В следующем доме им с Вик тоже были не рады, но лер Харрингтон хотя бы пообещал, что расспросит слуг. Позволить сделать это Смиту он разрешения не дал. Лера Харрингтон оказалась чудесной красавицей с белоснежной, без единого изъяна кожей, с черными, как вороново крыло волосами и удивительно яркими синими глазами — такие красавицы и без приданого легко находили мужей. Странно, что такая красавица вышла замуж почти за старика — у неё с мужем была разница почти в четверть века. Сейчас это уже осуждалось. Тот же Эван разницу в десять лет между ним и Вик считал катастрофой… Хотя, с другой стороны, у такого брака, как у Харрингтонов, есть одно большое преимущество — мужчина уже нагулялся и знает, что хочет от супруги. Как правило, в таких браках мужчина сохраняет верность.
Канун и праздники по словам лера Харрингтона они проводили в лесу Сокрушителя, снимая там небольшую хижину. Он даже принес в качестве алиби документы об аренде хижины. Весьма предусмотрительно сохранять такие документы. Только добраться из леса Сокрушителей до парка пара часов всего. Это не алиби — ночь в Канун длинная. Все можно успеть, было бы желание.
Нер Оливейра дома отсутствовал. Их со Смитом принял дворецкий, который сообщил, что нер Оливейра в Канун всегда покидает Аквилиту — встречает Явление с семьей в Арселе.
Вик вздохнула — все три вероятных подозреваемых с алиби. Хоггу катастрофически не везет! Или он все же виновен. Она спустилась с крыльца дома Оливейры и замерла: несмотря на ветер и зной, улица ожила. Гуляли дети, запуская воздушных змеев, следили за их прогулкой гувернантки, сейчас немного встревоженные — они привыкли проводить это время в парке, а тот был еще закрыт без объяснения каких-либо причин. Один из мальчиков лет пяти увлекся змеем и не заметил бордюр.

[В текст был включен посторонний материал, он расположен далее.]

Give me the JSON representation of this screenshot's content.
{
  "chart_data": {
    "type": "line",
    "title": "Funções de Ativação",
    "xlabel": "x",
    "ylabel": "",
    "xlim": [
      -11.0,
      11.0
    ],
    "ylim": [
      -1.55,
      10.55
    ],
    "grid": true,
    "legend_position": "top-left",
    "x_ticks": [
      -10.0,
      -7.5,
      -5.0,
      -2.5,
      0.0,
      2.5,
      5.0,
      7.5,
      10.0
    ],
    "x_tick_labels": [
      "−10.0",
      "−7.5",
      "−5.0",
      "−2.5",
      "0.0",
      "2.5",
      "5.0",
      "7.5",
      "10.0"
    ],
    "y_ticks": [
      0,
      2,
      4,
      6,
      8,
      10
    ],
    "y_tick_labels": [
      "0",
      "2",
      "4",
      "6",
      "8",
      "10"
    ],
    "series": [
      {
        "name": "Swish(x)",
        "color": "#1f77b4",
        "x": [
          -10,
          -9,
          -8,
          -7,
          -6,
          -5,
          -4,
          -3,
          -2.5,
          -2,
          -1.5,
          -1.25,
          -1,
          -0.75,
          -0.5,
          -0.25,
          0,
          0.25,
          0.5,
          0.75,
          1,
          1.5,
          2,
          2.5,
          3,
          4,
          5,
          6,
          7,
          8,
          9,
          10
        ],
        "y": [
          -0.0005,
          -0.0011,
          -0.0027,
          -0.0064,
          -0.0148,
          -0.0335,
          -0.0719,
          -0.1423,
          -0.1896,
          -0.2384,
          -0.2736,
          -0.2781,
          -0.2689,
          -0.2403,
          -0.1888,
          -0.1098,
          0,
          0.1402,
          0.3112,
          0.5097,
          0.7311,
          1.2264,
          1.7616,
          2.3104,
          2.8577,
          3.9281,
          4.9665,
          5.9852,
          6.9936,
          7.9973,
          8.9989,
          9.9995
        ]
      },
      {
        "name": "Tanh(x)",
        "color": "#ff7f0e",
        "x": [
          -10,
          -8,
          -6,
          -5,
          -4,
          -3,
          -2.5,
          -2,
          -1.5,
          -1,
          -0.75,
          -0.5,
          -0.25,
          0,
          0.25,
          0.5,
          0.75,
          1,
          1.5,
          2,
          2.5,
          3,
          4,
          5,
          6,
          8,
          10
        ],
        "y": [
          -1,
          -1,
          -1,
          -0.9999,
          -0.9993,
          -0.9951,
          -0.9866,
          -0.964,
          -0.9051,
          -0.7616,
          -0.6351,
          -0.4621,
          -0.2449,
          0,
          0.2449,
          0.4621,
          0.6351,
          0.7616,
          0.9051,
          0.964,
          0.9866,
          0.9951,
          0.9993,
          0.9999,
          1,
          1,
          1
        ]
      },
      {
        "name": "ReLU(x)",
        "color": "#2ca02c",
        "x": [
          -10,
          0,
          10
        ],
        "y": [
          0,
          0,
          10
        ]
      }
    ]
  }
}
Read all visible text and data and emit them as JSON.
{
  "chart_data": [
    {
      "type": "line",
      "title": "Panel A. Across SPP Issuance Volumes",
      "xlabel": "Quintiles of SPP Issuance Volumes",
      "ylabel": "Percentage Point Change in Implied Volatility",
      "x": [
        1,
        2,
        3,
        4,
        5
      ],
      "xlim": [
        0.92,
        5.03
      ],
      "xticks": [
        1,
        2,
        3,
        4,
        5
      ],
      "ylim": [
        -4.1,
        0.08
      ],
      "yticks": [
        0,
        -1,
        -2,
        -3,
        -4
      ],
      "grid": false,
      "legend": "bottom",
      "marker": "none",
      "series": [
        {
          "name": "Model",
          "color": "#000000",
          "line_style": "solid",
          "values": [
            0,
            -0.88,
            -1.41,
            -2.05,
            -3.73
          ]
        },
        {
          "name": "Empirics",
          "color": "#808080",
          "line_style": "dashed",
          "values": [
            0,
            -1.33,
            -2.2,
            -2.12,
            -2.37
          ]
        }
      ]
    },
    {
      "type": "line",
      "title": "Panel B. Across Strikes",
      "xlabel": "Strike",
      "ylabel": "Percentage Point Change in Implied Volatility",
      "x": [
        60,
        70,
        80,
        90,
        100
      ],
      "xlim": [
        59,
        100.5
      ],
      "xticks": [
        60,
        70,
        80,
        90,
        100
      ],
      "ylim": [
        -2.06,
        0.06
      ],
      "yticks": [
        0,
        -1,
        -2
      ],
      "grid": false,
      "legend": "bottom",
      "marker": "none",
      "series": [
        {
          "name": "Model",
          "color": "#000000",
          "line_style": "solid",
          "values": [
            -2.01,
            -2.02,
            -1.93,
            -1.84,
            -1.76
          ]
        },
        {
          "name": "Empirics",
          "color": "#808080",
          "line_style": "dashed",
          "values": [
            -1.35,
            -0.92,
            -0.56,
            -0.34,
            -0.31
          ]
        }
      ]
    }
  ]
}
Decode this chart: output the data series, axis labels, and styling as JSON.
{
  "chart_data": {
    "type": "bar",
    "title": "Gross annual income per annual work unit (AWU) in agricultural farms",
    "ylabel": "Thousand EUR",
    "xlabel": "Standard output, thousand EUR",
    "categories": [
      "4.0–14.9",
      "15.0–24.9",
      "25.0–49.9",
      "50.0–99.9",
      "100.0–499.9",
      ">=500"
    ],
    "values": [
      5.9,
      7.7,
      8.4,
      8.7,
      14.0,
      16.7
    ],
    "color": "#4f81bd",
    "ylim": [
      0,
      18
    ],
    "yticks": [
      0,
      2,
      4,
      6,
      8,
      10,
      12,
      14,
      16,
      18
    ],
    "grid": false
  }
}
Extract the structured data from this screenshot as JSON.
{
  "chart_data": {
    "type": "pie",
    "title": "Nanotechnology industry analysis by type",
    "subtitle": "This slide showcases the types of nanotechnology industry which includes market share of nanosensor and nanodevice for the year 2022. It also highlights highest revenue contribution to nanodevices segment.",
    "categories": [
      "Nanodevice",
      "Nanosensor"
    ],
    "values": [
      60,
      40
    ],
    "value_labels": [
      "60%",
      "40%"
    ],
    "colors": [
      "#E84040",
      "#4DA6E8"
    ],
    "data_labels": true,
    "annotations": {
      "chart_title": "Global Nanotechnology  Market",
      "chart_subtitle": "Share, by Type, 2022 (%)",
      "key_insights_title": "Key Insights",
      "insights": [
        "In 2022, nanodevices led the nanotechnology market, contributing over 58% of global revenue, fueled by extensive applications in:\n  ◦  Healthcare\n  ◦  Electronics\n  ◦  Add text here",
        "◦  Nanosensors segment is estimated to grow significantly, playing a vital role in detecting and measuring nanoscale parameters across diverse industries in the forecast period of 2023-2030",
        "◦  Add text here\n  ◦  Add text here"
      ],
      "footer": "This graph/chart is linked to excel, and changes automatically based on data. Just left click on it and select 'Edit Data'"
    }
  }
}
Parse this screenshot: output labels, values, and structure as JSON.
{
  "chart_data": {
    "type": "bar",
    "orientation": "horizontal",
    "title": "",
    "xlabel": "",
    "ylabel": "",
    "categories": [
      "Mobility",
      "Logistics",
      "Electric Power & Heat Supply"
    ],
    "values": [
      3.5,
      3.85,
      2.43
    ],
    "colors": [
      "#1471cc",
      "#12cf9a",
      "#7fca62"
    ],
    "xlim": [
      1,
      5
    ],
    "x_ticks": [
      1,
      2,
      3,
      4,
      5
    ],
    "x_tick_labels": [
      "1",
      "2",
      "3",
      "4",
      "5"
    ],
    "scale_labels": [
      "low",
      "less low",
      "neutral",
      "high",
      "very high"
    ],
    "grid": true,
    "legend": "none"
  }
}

Мальчишка упал, громко при этом крича. «Ноа явно бы на стала дружить с таким плаксой», — машинально подумала Вик. Няня тут же бросилась к мальчишке, утешая его странным стишком — уж лучше бы домой его отвела и промыла ранку:
— Боль твою отдам ромашке,
Та отдаст её букашке,
А букашка улетит,
И у Стива не болит.
Вик вздрогнула:
— Кажется, я знаю, как могли передать вернийку сестре Хогга. И как Хогг забрал болезнь себе…
— Все же порча? — вскинулся усталый, потный Смит. В его глазах плескалась внезапная надежда.
— Абсолютно светлый ритуал. Только я не уверена, что его можно так-то осуществить. И, главное, как поймать преступников. Не ждать же следующего Кануна.
Элизабет устала — наверное, из-за болезни она тяжело переносила зной. Дел же накопилось немало, и ради Грега она упорно ими занималась, проведя всю первую половину дня в разъездах. Она даже лекарство с собой захватила, не надеясь оказаться дома в обед. Они побывали с нером Чейзом, управляющим артефакторной фабрики Фейнов, в мастерской Риччи, договорившись об обучении для начала десяти рунных кузнецов, потом они поехали в Ветряной квартал, где выбрали место для будущей фабрики — поближе к воде, так как Чейз не хотел полагаться только на дирижабли. Ривеноук никогда не застывала, так что её легко можно было использовать, как транспортную артерию. Они провели несколько собеседований с кузнецами, дали в газету объявление о наборе рабочих и строителей, отвезли в мэрию всю необходимую документацию, и вот сейчас собирались ехать на переговоры с профсоюзами, спасая Эвана Хейга, как тут…
Элизабет замерла у крыльца мэрии, рассматривая как со стороны грузового порта через Поля памяти потянулся в горы черный, едкий дым. Он затягивал полнеба, извиваясь как клубок черных гадюк по осени в ямах, и только все больше и больше усиливался.
— Что это? — спросил ничего не понимающий Чейз. Если бы Элизабет знала!
Дымный столб рос и рос, погружая город в воняющую гарью мглу, даже ветер шаррафы не справлялся, заставляя кашлять и вспоминать добром маски Вечного карнавала. Элизабет, кстати, давно перестала носить с собой маску. Зря, как оказалось.
— Это что-то горит в порту. Что — я не знаю.
Гулкий, пробирающий до костей взрыв сотряс город. Элизабет громко сглотнула — уши заложило. Сердце трепыхалось в горле. Вспомнились страхи о налете на город. Только среди дымов не было дирижаблей. Еще не родился тот сорвиголова, кто сможет плыть в шаррафу. Высоко в небеса рванули языки пламени. Даже страшно представить, что так сильно могло гореть, если даже тут, через холмы Полей памяти, было видно пламя.